I am very interested in all these letters in Random Access, as well as your article on educational software, because I am at the receiving end of many of the educational pieces at school. My school (although it is a public school) has seven or eight BBCs, some model As and Bs and an antiquated 380Z. We have also had two of the Bs "diskified" - one with the Torch Disk Pack and another with a dual drive Cumana. The educational BBC packages we see are all of a very high quality and significantly do not come from Heinemann, Griffin etc. but from other schools and colleges via MEP. The only exception is Edword from Clwyd Technics, but it is MEP-approved as an educational word processor.

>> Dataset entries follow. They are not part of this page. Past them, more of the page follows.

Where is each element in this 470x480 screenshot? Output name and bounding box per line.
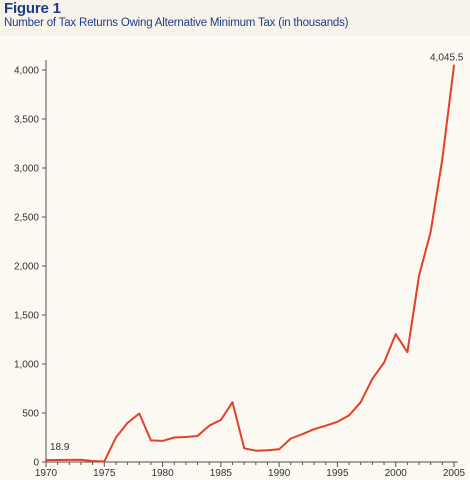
y-tick-label: 2,000 [14, 262, 39, 273]
y-tick-label: 4,000 [14, 66, 39, 77]
x-tick-label: 1990 [268, 468, 291, 479]
x-tick-label: 1970 [35, 468, 58, 479]
data-annotation: 18.9 [50, 442, 70, 453]
y-tick-label: 0 [33, 458, 39, 469]
y-tick-label: 2,500 [14, 213, 39, 224]
figure-subtitle: Number of Tax Returns Owing Alternative … [4, 17, 349, 29]
y-tick-label: 1,000 [14, 360, 39, 371]
x-tick-label: 1985 [210, 468, 233, 479]
x-tick-label: 2005 [443, 468, 466, 479]
y-tick-label: 3,000 [14, 164, 39, 175]
series-line [45, 64, 455, 463]
x-tick-label: 1995 [326, 468, 349, 479]
x-tick-label: 1980 [151, 468, 174, 479]
figure-title: Figure 1 [4, 0, 61, 17]
y-tick-label: 3,500 [14, 115, 39, 126]
x-tick-label: 2000 [385, 468, 408, 479]
y-tick-label: 1,500 [14, 311, 39, 322]
chart-panel [0, 36, 470, 480]
y-tick-label: 500 [22, 409, 39, 420]
x-tick-label: 1975 [93, 468, 116, 479]
data-annotation: 4,045.5 [430, 53, 464, 64]
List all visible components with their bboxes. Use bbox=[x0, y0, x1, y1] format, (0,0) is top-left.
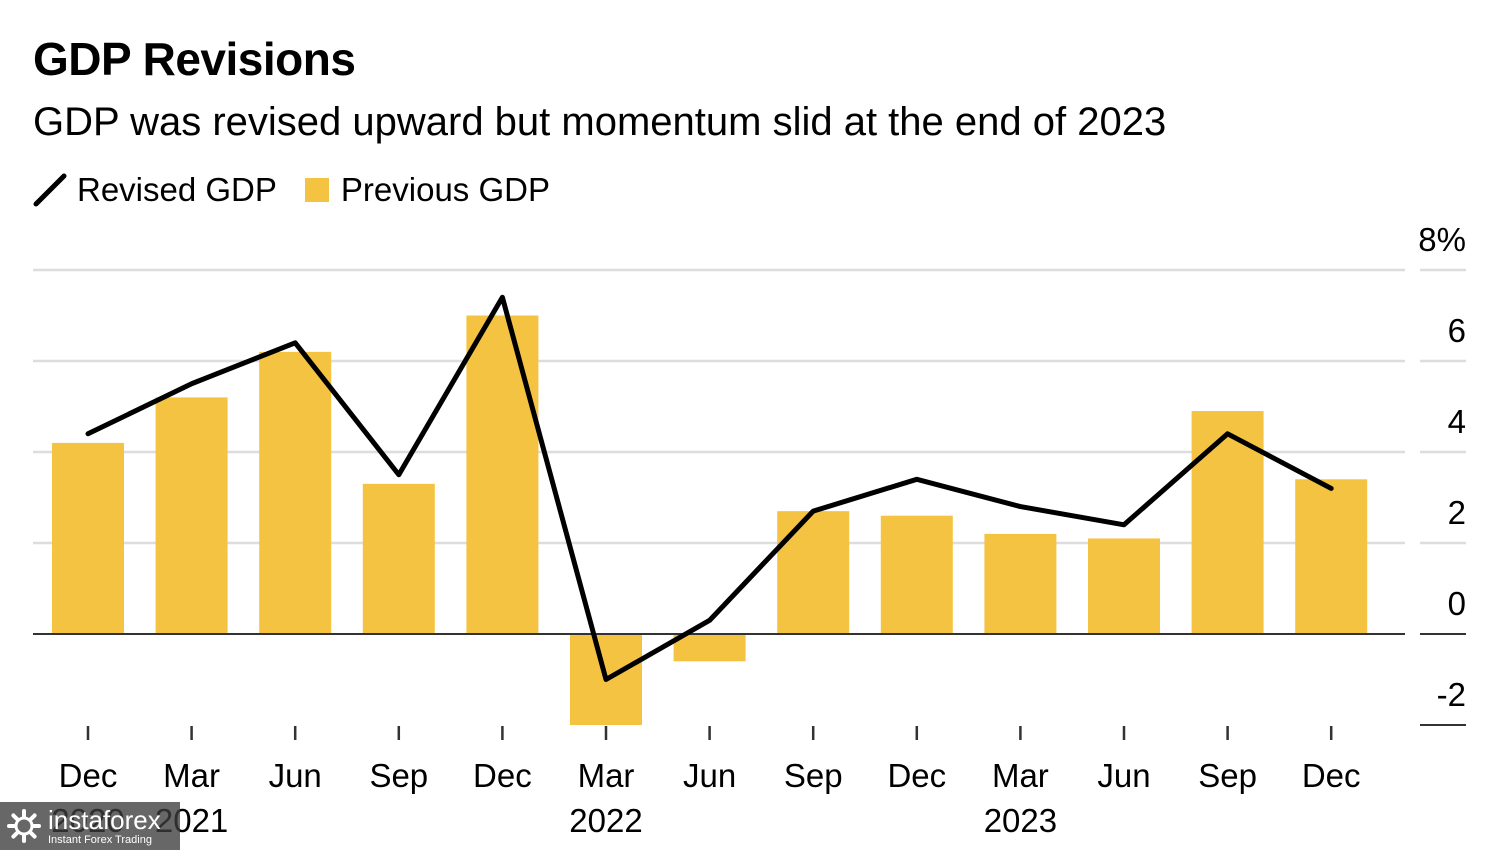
chart-subtitle: GDP was revised upward but momentum slid… bbox=[33, 100, 1167, 144]
bar bbox=[777, 511, 850, 634]
line-point bbox=[916, 478, 918, 480]
y-tick-label: 8% bbox=[1418, 221, 1466, 258]
x-tick-label: Mar bbox=[163, 757, 220, 794]
line-point bbox=[812, 510, 814, 512]
legend-label-revised: Revised GDP bbox=[77, 171, 277, 208]
x-tick-label: Jun bbox=[1097, 757, 1150, 794]
bar bbox=[259, 351, 332, 634]
instaforex-logo-icon bbox=[7, 809, 41, 843]
watermark-tagline: Instant Forex Trading bbox=[48, 833, 152, 846]
bar bbox=[673, 634, 746, 662]
line-point bbox=[191, 383, 193, 385]
bar-series-swatch-icon bbox=[304, 178, 329, 202]
line-point bbox=[1227, 433, 1229, 435]
x-year-label: 2023 bbox=[984, 802, 1057, 839]
legend-label-previous: Previous GDP bbox=[340, 171, 550, 208]
watermark: instaforex Instant Forex Trading bbox=[0, 802, 180, 850]
legend-item-revised: Revised GDP bbox=[33, 171, 277, 209]
line-point bbox=[501, 296, 503, 298]
x-tick-label: Sep bbox=[369, 757, 428, 794]
x-tick-label: Sep bbox=[784, 757, 843, 794]
x-tick-label: Dec bbox=[59, 757, 118, 794]
x-tick-label: Jun bbox=[683, 757, 736, 794]
x-year-label: 2022 bbox=[569, 802, 642, 839]
chart-title: GDP Revisions bbox=[33, 33, 356, 85]
legend: Revised GDP Previous GDP bbox=[33, 168, 578, 212]
line-point bbox=[294, 342, 296, 344]
x-tick-label: Jun bbox=[269, 757, 322, 794]
y-tick-label: 0 bbox=[1448, 585, 1466, 622]
bar bbox=[466, 315, 539, 634]
x-tick-label: Dec bbox=[473, 757, 532, 794]
bar bbox=[362, 483, 435, 634]
x-tick-label: Sep bbox=[1198, 757, 1257, 794]
bar bbox=[155, 397, 228, 634]
x-tick-label: Dec bbox=[887, 757, 946, 794]
x-tick-label: Mar bbox=[578, 757, 635, 794]
watermark-brand: instaforex bbox=[48, 804, 161, 835]
line-series-icon bbox=[33, 173, 67, 207]
bar bbox=[52, 442, 124, 634]
y-tick-label: 4 bbox=[1448, 403, 1466, 440]
line-point bbox=[87, 433, 89, 435]
y-tick-label: -2 bbox=[1437, 676, 1466, 713]
line-point bbox=[1123, 524, 1125, 526]
line-point bbox=[398, 474, 400, 476]
y-tick-label: 6 bbox=[1448, 312, 1466, 349]
bar bbox=[880, 515, 953, 634]
bar bbox=[1295, 479, 1368, 634]
line-point bbox=[709, 619, 711, 621]
line-point bbox=[1330, 487, 1332, 489]
line-point bbox=[605, 679, 607, 680]
bar bbox=[984, 533, 1057, 634]
line-point bbox=[1019, 506, 1021, 508]
y-tick-label: 2 bbox=[1448, 494, 1466, 531]
bar bbox=[1088, 538, 1160, 634]
legend-item-previous: Previous GDP bbox=[304, 171, 550, 209]
x-tick-label: Mar bbox=[992, 757, 1049, 794]
x-tick-label: Dec bbox=[1302, 757, 1361, 794]
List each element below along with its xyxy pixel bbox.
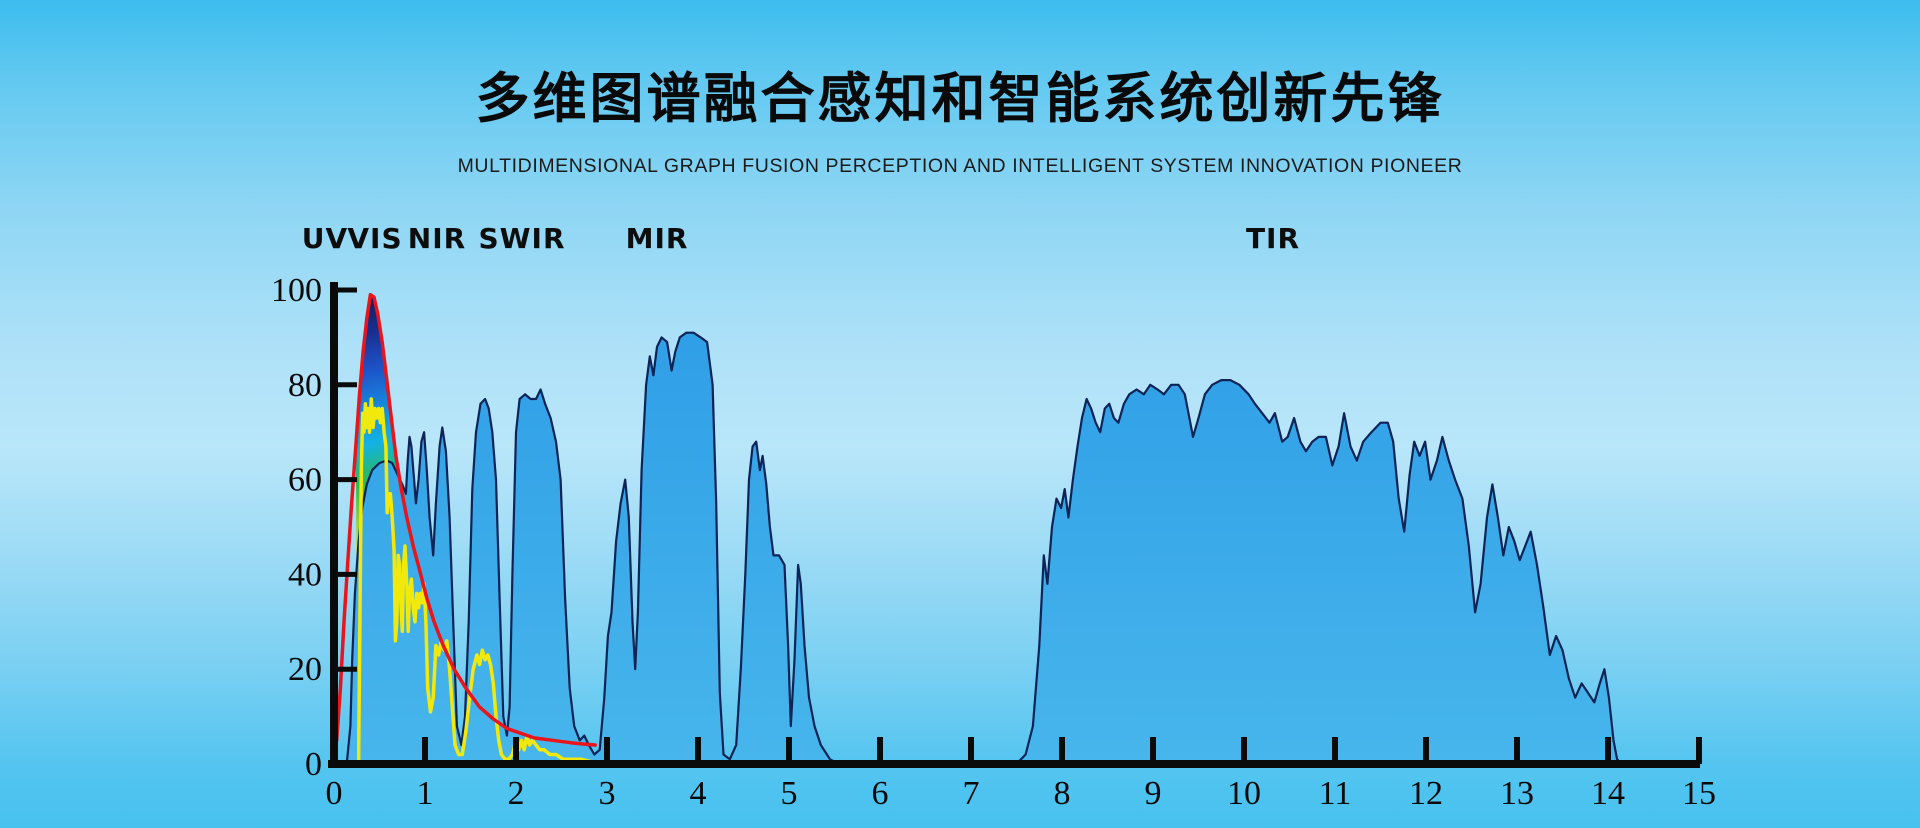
y-tick-label: 80 bbox=[288, 367, 322, 404]
x-tick-label: 3 bbox=[599, 775, 616, 812]
band-label-tir: TIR bbox=[1245, 222, 1301, 255]
band-label-swir: SWIR bbox=[478, 222, 566, 255]
x-tick-label: 8 bbox=[1054, 775, 1071, 812]
y-tick-label: 100 bbox=[271, 272, 322, 309]
y-tick-label: 20 bbox=[288, 651, 322, 688]
x-tick-label: 15 bbox=[1682, 775, 1716, 812]
x-tick-label: 2 bbox=[508, 775, 525, 812]
x-tick-label: 1 bbox=[417, 775, 434, 812]
band-label-mir: MIR bbox=[625, 222, 689, 255]
band-label-vis: VIS bbox=[347, 222, 403, 255]
x-tick-label: 0 bbox=[326, 775, 343, 812]
x-tick-label: 9 bbox=[1145, 775, 1162, 812]
x-tick-label: 11 bbox=[1319, 775, 1352, 812]
page-title: 多维图谱融合感知和智能系统创新先锋 bbox=[475, 67, 1445, 130]
band-label-uv: UV bbox=[301, 222, 349, 255]
solar-irradiance-ground-curve bbox=[356, 397, 602, 766]
x-tick-label: 7 bbox=[963, 775, 980, 812]
x-tick-label: 12 bbox=[1409, 775, 1443, 812]
x-tick-label: 4 bbox=[690, 775, 707, 812]
atmospheric-transmission-area bbox=[345, 331, 1701, 766]
x-tick-label: 13 bbox=[1500, 775, 1534, 812]
y-tick-label: 0 bbox=[305, 746, 322, 783]
band-label-nir: NIR bbox=[407, 222, 467, 255]
y-tick-label: 40 bbox=[288, 556, 322, 593]
x-tick-label: 10 bbox=[1227, 775, 1261, 812]
solar-blackbody-curve bbox=[334, 292, 597, 747]
x-tick-label: 5 bbox=[781, 775, 798, 812]
x-tick-label: 6 bbox=[872, 775, 889, 812]
page-subtitle: MULTIDIMENSIONAL GRAPH FUSION PERCEPTION… bbox=[457, 155, 1463, 177]
y-tick-label: 60 bbox=[288, 462, 322, 499]
x-tick-label: 14 bbox=[1591, 775, 1625, 812]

Aside from this, we have found the Torch to be alright after sorting out some trouble with the fuse in the disk pack, but it is noisy. The Cumana seems to be much more temperamental and the error messages "Drive fault" and "Disk fault 0E at XX" are annoyingly frequent. Also disks seem to get corrupted easily.
Lastly, I am tasking GCE AO Computer Studies and agree with many points of David Wild's letter (Issue 41), but some are, in fact, covered in the course. The only problem is the syllabus would have to change monthly or so, to remain up-to-date. The AO course does desire a project (i.e. a program) and though low-level language programs are accepted, the aim is a structured easy-to-follow program which means high-level programming is useful.